Foncier : Des chefs traditionnels œuvrent pour endiguer les cas de multiple ventes.

Au Togo 70% des affaires devant les juridictions concernent le foncier. Pour ce faire, la chefferie apporte son concours pour limiter les litiges.

‘’Terrain à ne pas vendre, danger de morts, à casser …’’, tels sont les écrits qu’on retrouve habituellement sur les murs de bon nombre de parcelles. Pour marquer leur caractère litigieux, les propriétaires ou autres ‘’ayants droits’’ se servent de ces inscriptions pour dissuader d’éventuels acheteurs. Il est donc de coutume de retrouver dans la quasi-totalité des quartiers de Lomé, des lopins de terre, objets de litige.

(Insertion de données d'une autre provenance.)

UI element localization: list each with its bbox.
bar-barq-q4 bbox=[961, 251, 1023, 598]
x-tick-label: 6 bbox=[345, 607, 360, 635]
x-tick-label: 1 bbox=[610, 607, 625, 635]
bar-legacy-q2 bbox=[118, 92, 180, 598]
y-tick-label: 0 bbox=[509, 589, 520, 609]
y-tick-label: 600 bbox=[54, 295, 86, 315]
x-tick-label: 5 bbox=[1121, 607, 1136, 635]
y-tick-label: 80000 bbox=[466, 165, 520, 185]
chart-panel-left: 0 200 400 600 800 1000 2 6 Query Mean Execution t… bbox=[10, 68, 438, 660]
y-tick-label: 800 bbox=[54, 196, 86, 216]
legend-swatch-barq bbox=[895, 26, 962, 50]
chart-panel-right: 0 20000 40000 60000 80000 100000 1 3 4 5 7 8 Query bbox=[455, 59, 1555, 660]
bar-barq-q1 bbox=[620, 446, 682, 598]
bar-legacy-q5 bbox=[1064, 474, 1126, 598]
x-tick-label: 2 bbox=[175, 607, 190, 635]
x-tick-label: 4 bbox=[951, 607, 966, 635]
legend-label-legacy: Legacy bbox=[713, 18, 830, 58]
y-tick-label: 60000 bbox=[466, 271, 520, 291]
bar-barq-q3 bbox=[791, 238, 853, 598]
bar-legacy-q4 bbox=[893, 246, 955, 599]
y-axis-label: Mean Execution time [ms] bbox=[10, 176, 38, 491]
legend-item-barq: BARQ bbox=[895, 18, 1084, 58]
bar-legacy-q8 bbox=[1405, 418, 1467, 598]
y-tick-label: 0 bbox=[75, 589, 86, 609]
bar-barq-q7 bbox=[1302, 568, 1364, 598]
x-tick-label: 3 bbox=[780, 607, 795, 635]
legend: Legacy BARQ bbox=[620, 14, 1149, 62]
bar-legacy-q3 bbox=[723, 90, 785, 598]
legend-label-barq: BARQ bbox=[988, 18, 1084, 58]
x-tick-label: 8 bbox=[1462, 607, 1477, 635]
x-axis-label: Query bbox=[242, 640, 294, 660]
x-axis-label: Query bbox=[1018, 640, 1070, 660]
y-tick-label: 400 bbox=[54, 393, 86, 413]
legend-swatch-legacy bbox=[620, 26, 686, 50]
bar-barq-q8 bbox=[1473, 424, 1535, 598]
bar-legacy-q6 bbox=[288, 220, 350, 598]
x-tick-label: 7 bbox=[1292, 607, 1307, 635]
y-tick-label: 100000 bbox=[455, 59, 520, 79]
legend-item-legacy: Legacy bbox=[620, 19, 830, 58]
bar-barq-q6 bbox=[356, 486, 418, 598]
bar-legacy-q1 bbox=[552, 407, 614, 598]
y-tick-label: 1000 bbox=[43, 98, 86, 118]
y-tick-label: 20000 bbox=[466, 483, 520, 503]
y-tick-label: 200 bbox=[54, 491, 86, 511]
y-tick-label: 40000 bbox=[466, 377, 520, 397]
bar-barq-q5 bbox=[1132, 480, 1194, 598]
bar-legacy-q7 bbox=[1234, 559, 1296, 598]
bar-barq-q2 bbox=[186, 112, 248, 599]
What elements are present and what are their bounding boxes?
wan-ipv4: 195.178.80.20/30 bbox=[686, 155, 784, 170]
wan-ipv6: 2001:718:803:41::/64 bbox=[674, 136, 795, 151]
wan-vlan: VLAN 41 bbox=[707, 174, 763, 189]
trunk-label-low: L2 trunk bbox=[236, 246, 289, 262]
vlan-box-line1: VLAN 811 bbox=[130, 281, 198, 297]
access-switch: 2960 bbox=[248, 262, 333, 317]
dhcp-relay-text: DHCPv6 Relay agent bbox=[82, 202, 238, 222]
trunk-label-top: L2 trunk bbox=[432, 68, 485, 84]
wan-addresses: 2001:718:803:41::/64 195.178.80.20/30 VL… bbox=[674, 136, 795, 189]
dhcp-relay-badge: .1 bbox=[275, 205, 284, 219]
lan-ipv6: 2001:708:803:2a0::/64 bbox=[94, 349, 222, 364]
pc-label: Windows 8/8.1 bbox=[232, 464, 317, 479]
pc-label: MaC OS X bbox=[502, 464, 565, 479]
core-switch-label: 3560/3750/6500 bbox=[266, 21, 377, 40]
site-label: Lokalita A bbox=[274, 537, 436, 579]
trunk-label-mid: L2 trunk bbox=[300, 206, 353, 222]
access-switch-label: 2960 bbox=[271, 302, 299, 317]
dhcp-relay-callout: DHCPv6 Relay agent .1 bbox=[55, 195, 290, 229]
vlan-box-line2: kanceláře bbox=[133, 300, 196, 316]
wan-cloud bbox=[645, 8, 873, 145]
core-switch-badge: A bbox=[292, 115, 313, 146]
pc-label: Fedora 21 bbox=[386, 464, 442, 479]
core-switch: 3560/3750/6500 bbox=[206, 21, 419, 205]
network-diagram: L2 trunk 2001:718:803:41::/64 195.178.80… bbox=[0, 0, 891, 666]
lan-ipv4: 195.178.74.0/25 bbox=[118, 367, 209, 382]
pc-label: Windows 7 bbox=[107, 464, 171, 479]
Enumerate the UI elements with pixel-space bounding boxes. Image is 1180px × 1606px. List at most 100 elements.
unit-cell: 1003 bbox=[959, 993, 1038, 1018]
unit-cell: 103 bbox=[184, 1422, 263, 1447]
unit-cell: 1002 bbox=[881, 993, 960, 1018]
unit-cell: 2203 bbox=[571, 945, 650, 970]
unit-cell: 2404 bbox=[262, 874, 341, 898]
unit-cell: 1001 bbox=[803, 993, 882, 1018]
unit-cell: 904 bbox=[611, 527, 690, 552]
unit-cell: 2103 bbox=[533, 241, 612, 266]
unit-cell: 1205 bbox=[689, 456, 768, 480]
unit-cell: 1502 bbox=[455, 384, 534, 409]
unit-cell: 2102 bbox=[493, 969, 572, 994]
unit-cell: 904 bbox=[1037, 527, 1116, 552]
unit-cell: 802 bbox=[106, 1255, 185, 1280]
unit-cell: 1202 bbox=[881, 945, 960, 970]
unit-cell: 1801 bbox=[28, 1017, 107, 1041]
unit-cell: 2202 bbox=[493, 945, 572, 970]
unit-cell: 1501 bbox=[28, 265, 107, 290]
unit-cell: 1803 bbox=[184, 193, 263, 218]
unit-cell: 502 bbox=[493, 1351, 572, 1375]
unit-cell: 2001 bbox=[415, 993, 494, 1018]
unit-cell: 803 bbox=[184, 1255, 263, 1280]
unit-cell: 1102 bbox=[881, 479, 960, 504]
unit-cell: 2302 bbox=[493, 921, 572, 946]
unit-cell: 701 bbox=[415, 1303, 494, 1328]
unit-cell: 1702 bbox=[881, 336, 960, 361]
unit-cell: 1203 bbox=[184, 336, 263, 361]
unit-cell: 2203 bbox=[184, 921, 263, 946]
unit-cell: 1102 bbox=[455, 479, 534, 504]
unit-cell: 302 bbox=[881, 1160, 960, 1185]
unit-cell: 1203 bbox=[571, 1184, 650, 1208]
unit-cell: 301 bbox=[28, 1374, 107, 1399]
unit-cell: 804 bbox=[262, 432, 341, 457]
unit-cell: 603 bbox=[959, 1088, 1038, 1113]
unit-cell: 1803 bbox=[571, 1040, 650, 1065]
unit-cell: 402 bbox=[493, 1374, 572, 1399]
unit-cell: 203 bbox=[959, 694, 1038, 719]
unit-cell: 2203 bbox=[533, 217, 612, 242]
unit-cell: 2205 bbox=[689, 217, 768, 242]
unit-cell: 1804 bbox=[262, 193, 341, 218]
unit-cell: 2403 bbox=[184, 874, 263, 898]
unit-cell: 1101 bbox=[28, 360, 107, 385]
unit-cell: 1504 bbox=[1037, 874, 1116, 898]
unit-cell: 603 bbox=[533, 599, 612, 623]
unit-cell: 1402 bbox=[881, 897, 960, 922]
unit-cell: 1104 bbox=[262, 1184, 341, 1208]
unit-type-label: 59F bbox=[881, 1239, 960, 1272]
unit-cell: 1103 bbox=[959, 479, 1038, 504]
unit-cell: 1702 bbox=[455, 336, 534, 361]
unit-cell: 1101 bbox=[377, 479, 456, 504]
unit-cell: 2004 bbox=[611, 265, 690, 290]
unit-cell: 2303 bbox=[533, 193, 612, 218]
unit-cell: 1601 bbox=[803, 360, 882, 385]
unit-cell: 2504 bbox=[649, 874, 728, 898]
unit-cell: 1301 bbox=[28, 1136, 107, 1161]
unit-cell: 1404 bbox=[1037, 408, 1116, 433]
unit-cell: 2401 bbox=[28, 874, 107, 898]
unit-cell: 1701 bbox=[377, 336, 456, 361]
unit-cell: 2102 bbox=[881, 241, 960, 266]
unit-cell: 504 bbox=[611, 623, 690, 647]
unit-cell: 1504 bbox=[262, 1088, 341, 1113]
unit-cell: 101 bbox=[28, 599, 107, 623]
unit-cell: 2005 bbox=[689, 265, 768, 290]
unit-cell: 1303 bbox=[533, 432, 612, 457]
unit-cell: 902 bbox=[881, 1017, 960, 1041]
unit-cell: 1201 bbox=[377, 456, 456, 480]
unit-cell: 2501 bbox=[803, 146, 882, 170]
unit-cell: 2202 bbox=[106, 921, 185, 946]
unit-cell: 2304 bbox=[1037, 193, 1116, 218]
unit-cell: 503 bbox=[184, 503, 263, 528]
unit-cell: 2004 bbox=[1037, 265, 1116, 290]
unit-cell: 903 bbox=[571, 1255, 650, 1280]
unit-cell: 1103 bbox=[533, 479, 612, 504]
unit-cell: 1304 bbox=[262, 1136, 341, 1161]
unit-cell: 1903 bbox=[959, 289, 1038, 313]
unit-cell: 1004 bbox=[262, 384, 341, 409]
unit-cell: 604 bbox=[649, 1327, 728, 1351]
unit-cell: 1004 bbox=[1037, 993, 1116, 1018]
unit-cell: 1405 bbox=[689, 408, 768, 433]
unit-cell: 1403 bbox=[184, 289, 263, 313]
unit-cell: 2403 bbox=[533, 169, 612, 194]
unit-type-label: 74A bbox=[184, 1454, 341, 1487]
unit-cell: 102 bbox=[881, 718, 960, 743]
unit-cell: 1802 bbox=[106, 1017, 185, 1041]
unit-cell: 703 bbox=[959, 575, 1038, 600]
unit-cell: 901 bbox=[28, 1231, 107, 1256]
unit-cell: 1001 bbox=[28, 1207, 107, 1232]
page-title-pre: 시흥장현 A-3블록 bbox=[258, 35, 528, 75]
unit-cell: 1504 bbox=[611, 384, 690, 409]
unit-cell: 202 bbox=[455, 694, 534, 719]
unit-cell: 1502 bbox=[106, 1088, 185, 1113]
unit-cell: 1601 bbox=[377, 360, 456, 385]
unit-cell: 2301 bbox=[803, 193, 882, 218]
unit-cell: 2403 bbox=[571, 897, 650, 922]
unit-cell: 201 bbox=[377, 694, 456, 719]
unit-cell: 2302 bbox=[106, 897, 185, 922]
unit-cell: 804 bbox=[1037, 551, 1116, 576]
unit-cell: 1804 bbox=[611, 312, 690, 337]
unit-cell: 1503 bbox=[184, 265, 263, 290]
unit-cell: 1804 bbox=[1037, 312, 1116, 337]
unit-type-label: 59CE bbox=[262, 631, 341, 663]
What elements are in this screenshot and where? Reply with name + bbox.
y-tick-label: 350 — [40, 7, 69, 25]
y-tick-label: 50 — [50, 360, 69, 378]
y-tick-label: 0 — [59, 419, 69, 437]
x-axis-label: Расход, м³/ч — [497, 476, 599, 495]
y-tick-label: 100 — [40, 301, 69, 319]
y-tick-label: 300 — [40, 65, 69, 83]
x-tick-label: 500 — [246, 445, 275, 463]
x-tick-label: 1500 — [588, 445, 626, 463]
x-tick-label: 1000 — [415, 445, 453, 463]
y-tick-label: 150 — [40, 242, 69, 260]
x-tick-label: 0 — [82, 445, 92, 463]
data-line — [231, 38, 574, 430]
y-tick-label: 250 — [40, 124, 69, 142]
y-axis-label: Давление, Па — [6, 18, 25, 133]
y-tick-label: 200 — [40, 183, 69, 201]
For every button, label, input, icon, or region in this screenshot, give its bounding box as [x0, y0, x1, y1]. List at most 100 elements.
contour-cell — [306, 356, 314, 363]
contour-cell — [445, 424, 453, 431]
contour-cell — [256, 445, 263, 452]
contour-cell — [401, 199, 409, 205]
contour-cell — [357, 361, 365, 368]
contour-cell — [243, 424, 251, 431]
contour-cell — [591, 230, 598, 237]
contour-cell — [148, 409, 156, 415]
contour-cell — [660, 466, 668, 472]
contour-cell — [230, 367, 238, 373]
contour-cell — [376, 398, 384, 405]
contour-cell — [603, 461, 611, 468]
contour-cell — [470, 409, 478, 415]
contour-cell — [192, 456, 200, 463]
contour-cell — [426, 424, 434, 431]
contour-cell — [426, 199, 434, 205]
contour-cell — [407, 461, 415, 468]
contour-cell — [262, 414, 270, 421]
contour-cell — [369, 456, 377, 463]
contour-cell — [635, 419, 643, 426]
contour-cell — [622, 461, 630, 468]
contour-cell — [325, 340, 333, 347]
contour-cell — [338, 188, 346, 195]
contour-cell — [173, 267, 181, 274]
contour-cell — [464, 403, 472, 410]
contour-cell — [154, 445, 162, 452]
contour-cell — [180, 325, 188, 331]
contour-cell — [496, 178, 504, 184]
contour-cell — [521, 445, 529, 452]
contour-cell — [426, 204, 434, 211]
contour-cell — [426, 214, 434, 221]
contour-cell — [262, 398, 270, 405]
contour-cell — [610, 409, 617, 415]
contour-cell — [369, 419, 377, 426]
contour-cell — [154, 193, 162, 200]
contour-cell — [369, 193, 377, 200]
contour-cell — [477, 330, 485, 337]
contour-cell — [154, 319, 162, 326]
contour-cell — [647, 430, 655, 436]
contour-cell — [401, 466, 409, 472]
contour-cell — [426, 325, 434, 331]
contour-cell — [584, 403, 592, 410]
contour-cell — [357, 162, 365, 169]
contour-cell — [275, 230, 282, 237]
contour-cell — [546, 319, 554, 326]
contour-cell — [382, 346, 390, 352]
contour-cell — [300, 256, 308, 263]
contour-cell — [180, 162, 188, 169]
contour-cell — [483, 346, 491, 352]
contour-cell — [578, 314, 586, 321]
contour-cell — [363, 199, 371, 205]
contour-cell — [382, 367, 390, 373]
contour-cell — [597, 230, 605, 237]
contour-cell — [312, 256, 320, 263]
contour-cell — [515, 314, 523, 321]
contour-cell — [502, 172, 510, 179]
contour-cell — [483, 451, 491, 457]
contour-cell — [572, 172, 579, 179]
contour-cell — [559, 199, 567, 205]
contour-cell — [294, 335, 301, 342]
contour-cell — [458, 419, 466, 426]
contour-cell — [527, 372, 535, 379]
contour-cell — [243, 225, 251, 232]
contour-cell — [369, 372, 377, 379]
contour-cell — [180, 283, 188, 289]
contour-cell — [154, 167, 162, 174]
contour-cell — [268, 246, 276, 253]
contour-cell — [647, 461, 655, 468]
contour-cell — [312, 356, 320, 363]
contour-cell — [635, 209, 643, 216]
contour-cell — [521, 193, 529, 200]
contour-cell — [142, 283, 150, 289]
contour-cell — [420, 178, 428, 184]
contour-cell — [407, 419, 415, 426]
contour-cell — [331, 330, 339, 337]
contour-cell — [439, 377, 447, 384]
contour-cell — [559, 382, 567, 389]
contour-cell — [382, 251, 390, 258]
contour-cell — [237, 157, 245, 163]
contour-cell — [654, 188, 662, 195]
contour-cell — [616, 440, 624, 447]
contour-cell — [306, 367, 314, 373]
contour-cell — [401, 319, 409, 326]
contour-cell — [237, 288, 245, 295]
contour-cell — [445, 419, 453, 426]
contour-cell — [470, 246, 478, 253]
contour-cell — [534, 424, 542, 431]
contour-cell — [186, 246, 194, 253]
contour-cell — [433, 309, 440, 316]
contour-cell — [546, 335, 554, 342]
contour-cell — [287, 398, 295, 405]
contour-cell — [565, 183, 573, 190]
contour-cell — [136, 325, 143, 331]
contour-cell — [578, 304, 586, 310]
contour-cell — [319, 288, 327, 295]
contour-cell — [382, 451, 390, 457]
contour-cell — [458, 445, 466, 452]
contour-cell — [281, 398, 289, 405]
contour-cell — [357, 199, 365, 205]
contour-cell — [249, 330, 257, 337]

Dans le canton de Sagbado à Lomé, des démarches positives sont menées par les chefs de village pour éviter des cas de multiple ventes. Connaissant mieux les réalités foncières de leur milieu, les chefs de village manifestent leur volonté d’accompagner les éventuels acquéreurs. Pour les parcelles se trouvant dans leur ressort territorial, les chefs de villages de Sagbado jouent un rôle de conseil. Ceci pour permettre aux acheteurs d’avoir des informations fiables sur une parcelle dont l’achat est sollicité. Donc pour s’assurer de la sécurité d’un terrain à vendre, ces chefs offrent un service à titre gratuit aux potentiels acquéreurs.

Pour le Chef du village de Lankouvi-Sakanou, leur rôle est de conseiller les éventuels acquéreurs pour qu’ils ne tombent pas dans le piège des multiples ventes : « Avant tout achat, il faut que l’acheteur reçoive le plan. Ensuite, il faut qu’il aille au cadastre pour vérifier si le terrain n’est pas une réserve, une voie publique ou même déjà vendu ou s’il a déjà un titre foncier. Si les enquêtes sont concluantes, il doit revenir vers le chef du village ou de canton pour s’assurer de l’identité du vrai propriétaire. Et il revient au chef de l’éclairer avant qu’il ne passe à l’achat pour qu’il n’y ait pas d’éventuels problèmes ».

Pour Kokousse DJIVON IV, Chef canton du village de Logoté, leur rôle va encore plus loin. Les chefs de village jouent un rôle de médiation essentiel pour endiguer les litiges naissants afin que ceux-ci n’arrivent pas forcément en instance judiciaire : « En cas de litige nous appelons les deux parties c’est-à-dire le vendeur et l’acquéreur. On les interroge sur le terrain et en fonction des réponses, on essaie de trancher en toute équité. Le plus souvent chacun trouve une issue favorable à son problème avant de partir ».

Pour des ventes sans litige, la chefferie ouvre donc ses portes pour éclairer les potentiels acquéreurs. La sécurité foncière se trouve donc renforcée par ce rôle préventif et curatif joué par la chefferie.